笑いながら見てた実況者の本で感動する日が来るなんて思ってなかったよ。
ちょうど自分が大学生だった2005年〜2008年くらいのころ、「ゲーム実況」というジャンルが誕生していました。「もともとゲームセンターCX」が好きだったこともあり、「ゲーム実況を視聴しつつ何かする」ことが日常になっていきました。大学生活を彩ってくれたゲーム実況、当時更新を心待ちにしていた実況者の一人が、今回膵臓を爆発させたたろちん氏です。
当時から酒を飲んでベロベロになりながら実況してますね。
ゲーム実況黎明期に活躍した投稿者、その後は何をしてるんだろうという話ですが、そのままYouTubeに渡って活動を継続している人もいれば、別分野で活動される方もいます。たろちん氏は当時から文才があって面白い文章を書いている方だなと思っていたら、ゲーム実況もしつつ、いつのまにかライターとして活躍されていました。すごい。
そんなたろちん氏が何かヤバいことになっていると知ったのが2022年、急性膵炎になっていたとのことで、まああんな飲み方してたらそうなるよなあ…と思っていたのですが、どうやらことはもっと深刻だったというのがこの本の内容です(急性膵炎ではなくて、「重症」急性膵炎)。まじでいつ亡くなられていてもおかしくなかった状況だったようで、本当に生きて活動再開できて何よりです。本書は4ヶ月半にも及んだたろちん氏の入院生活と、ゲーム実況者「たろちん」が誕生するまでの前半生、そして退院してからも続く人生のお話です。

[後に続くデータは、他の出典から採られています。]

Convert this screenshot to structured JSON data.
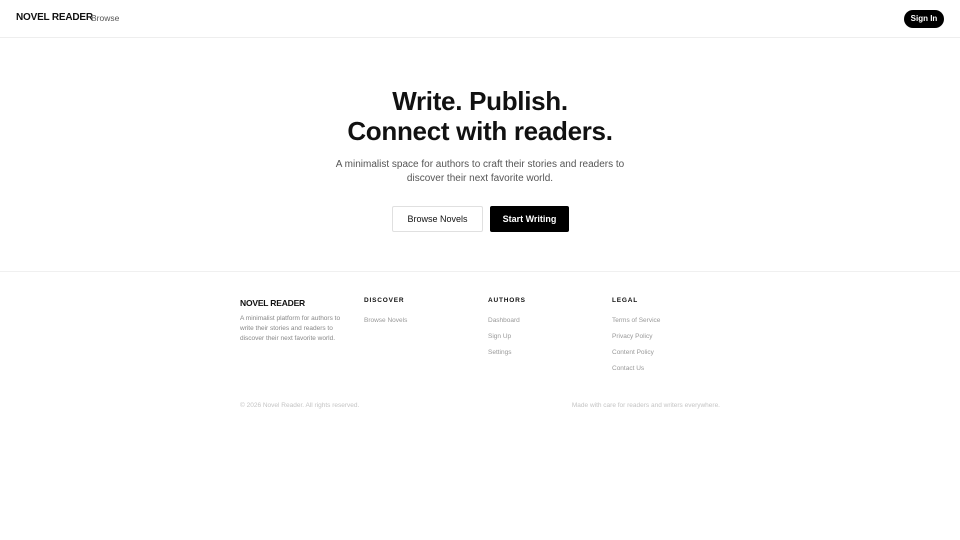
{
  "header": {
    "brand": "NOVEL READER",
    "nav_browse": "Browse",
    "sign_in": "Sign In"
  },
  "hero": {
    "title_line1": "Write. Publish.",
    "title_line2": "Connect with readers.",
    "subtitle_line1": "A minimalist space for authors to craft their stories and readers to",
    "subtitle_line2": "discover their next favorite world.",
    "browse_button": "Browse Novels",
    "start_button": "Start Writing"
  },
  "footer": {
    "brand": "NOVEL READER",
    "description_line1": "A minimalist platform for authors to",
    "description_line2": "write their stories and readers to",
    "description_line3": "discover their next favorite world.",
    "columns": [
      {
        "heading": "DISCOVER",
        "links": [
          "Browse Novels"
        ]
      },
      {
        "heading": "AUTHORS",
        "links": [
          "Dashboard",
          "Sign Up",
          "Settings"
        ]
      },
      {
        "heading": "LEGAL",
        "links": [
          "Terms of Service",
          "Privacy Policy",
          "Content Policy",
          "Contact Us"
        ]
      }
    ],
    "copyright": "© 2026 Novel Reader. All rights reserved.",
    "made_with": "Made with care for readers and writers everywhere."
  },
  "colors": {
    "primary": "#000000",
    "text": "#111111",
    "muted": "#888888",
    "border": "#eeeeee"
  }
}
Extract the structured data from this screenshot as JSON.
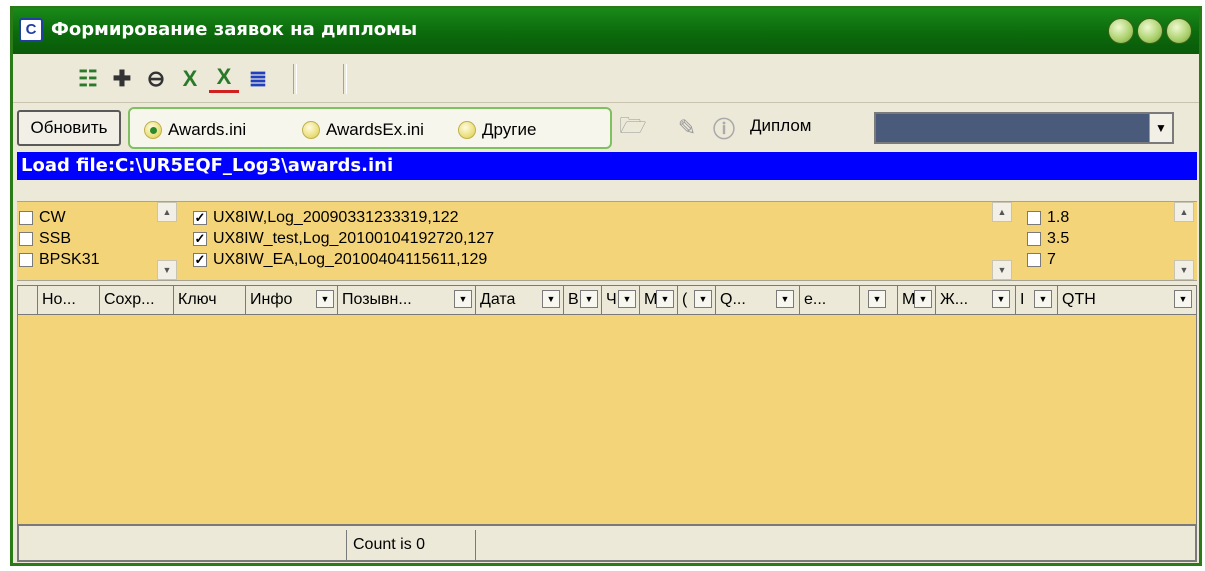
{
  "window": {
    "title": "Формирование заявок на дипломы",
    "app_icon_glyph": "C"
  },
  "toolbar": {
    "icons": [
      "tree-list-icon",
      "add-icon",
      "link-icon",
      "excel-x-icon",
      "excel-x-red-icon",
      "list-lines-icon"
    ]
  },
  "controls": {
    "refresh_label": "Обновить",
    "radios": [
      {
        "label": "Awards.ini",
        "selected": true
      },
      {
        "label": "AwardsEx.ini",
        "selected": false
      },
      {
        "label": "Другие",
        "selected": false
      }
    ],
    "diplom_label": "Диплом",
    "diplom_value": ""
  },
  "load_file": "Load file:C:\\UR5EQF_Log3\\awards.ini",
  "modes": [
    "CW",
    "SSB",
    "BPSK31"
  ],
  "logs": [
    {
      "label": "UX8IW,Log_20090331233319,122",
      "checked": true
    },
    {
      "label": "UX8IW_test,Log_20100104192720,127",
      "checked": true
    },
    {
      "label": "UX8IW_EA,Log_20100404115611,129",
      "checked": true
    }
  ],
  "bands": [
    "1.8",
    "3.5",
    "7"
  ],
  "grid": {
    "columns": [
      "Но...",
      "Сохр...",
      "Ключ",
      "Инфо",
      "Позывн...",
      "Дата",
      "В",
      "Ч",
      "М",
      "(",
      "Q...",
      "e...",
      "",
      "М",
      "Ж...",
      "I",
      "QTH"
    ]
  },
  "status": {
    "count_text": "Count is 0"
  },
  "colors": {
    "title_green": "#0b6a0b",
    "load_bar_blue": "#0000ff",
    "list_bg": "#f4d478"
  }
}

当たり前ですが生きている限り、病気から生還しても人生は続きます。入院生活の結果、たろちん氏と妻のいみちん氏が背負ったものは重く、コミカルな描写とは裏腹に相当大変だったんだな、というのが伝わってきます。人間はいつ死ぬかわからない、会える人には会えるうちに感謝を伝えておいたほうが良い…。あのころ腹を抱えて笑っていたゲーム実況者からそんな感情をもらうことのなるなんて思ってもいませんでした、生きててくれてありがとう、たろちん。

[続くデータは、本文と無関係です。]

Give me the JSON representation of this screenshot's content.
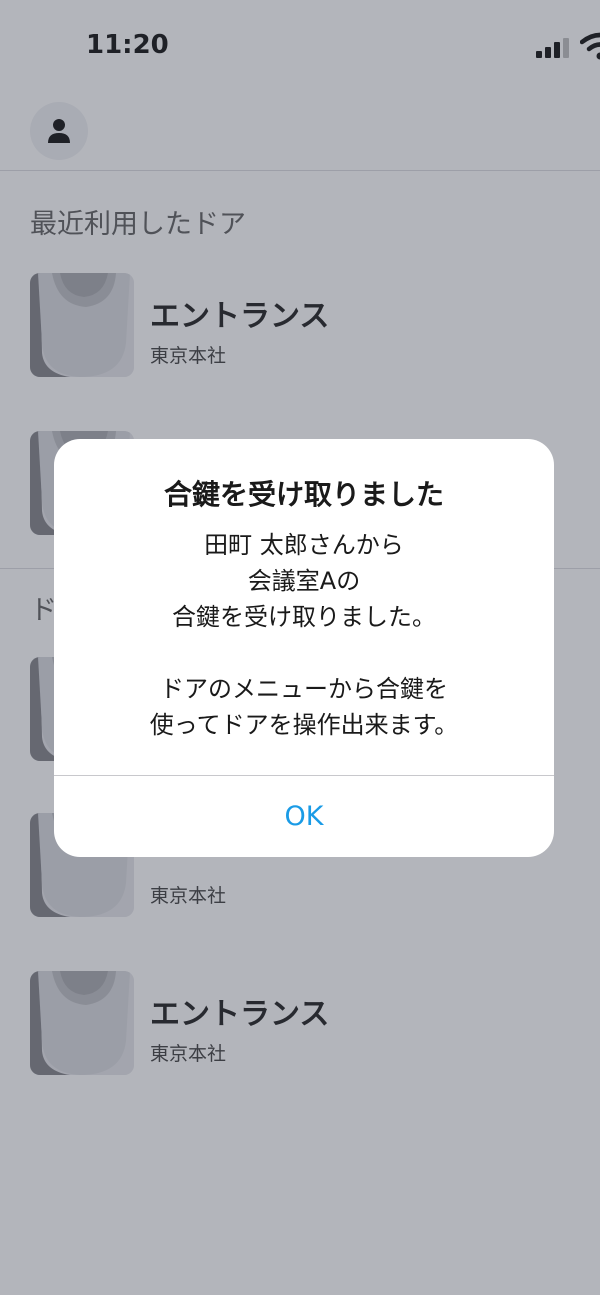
{
  "status_bar": {
    "time": "11:20"
  },
  "header": {
    "avatar_icon": "person-icon"
  },
  "recent_section": {
    "title": "最近利用したドア",
    "items": [
      {
        "name": "エントランス",
        "location": "東京本社"
      },
      {
        "name": "",
        "location": ""
      }
    ]
  },
  "doors_section": {
    "title": "ド",
    "items": [
      {
        "name": "",
        "location": ""
      },
      {
        "name": "",
        "location": "東京本社"
      },
      {
        "name": "エントランス",
        "location": "東京本社"
      }
    ]
  },
  "alert": {
    "title": "合鍵を受け取りました",
    "message_lines": [
      "田町 太郎さんから",
      "会議室Aの",
      "合鍵を受け取りました。",
      "",
      "ドアのメニューから合鍵を",
      "使ってドアを操作出来ます。"
    ],
    "ok_label": "OK",
    "accent_color": "#1a9be6"
  }
}
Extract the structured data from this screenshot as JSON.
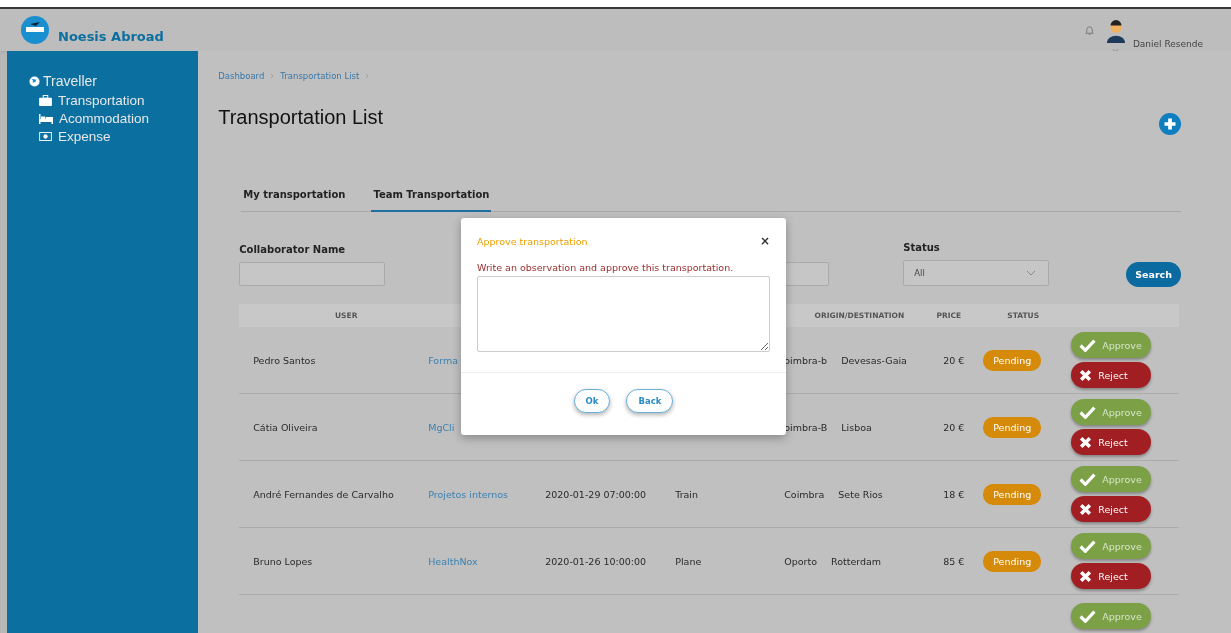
{
  "app": {
    "name": "Noesis Abroad"
  },
  "header": {
    "user_name": "Daniel Resende"
  },
  "sidebar": {
    "sections": [
      {
        "label": "Traveller",
        "children": [
          {
            "label": "Transportation"
          },
          {
            "label": "Acommodation"
          },
          {
            "label": "Expense"
          }
        ]
      }
    ]
  },
  "breadcrumb": [
    "Dashboard",
    "Transportation List"
  ],
  "page_title": "Transportation List",
  "tabs": [
    {
      "label": "My transportation",
      "selected": false
    },
    {
      "label": "Team Transportation",
      "selected": true
    }
  ],
  "filters": {
    "collaborator_label": "Collaborator Name",
    "status_label": "Status",
    "status_value": "All",
    "search_button": "Search"
  },
  "table": {
    "headers": {
      "user": "USER",
      "origin_destination": "ORIGIN/DESTINATION",
      "price": "PRICE",
      "status": "STATUS"
    },
    "rows": [
      {
        "user": "Pedro Santos",
        "project": "Forma",
        "origin": "oimbra-b",
        "destination": "Devesas-Gaia",
        "price": "20 €",
        "status": "Pending",
        "color": "#d68a0a",
        "actions": [
          {
            "kind": "approve",
            "label": "Approve"
          },
          {
            "kind": "reject",
            "label": "Reject"
          }
        ]
      },
      {
        "user": "Cátia Oliveira",
        "project": "MgCli",
        "origin": "oimbra-B",
        "destination": "Lisboa",
        "price": "20 €",
        "status": "Pending",
        "color": "#d68a0a",
        "actions": [
          {
            "kind": "approve",
            "label": "Approve"
          },
          {
            "kind": "reject",
            "label": "Reject"
          }
        ]
      },
      {
        "user": "André Fernandes de Carvalho",
        "project": "Projetos internos",
        "date": "2020-01-29 07:00:00",
        "transport": "Train",
        "origin": "Coimbra",
        "destination": "Sete Rios",
        "price": "18 €",
        "status": "Pending",
        "color": "#d68a0a",
        "actions": [
          {
            "kind": "approve",
            "label": "Approve"
          },
          {
            "kind": "reject",
            "label": "Reject"
          }
        ]
      },
      {
        "user": "Bruno Lopes",
        "project": "HealthNox",
        "date": "2020-01-26 10:00:00",
        "transport": "Plane",
        "origin": "Oporto",
        "destination": "Rotterdam",
        "price": "85 €",
        "status": "Pending",
        "color": "#d68a0a",
        "actions": [
          {
            "kind": "approve",
            "label": "Approve"
          },
          {
            "kind": "reject",
            "label": "Reject"
          }
        ]
      },
      {
        "actions": [
          {
            "kind": "approve",
            "label": "Approve"
          }
        ]
      }
    ]
  },
  "modal": {
    "title": "Approve transportation",
    "close": "×",
    "message": "Write an observation and approve this transportation.",
    "buttons": [
      "Ok",
      "Back"
    ]
  }
}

うっすらとした意識の中で妻や友人や家族のことを思い浮かべて「ありがとうって言いたいな」「このまま会えなくなってもずっと元気で過ごしてほしいな」ということを思っていました。 みんながみんなそうなのかはわかりません。でもそういう風に思いながら、伝えられずに亡くなってしまった人もきっといると思います。 あの世にほぼ逝きかけた人間として、僕がかわりに「ありがとう」を伝えさせてください。そういう気持ちが生きている人に少しでも伝わってくれるといいなと思っています。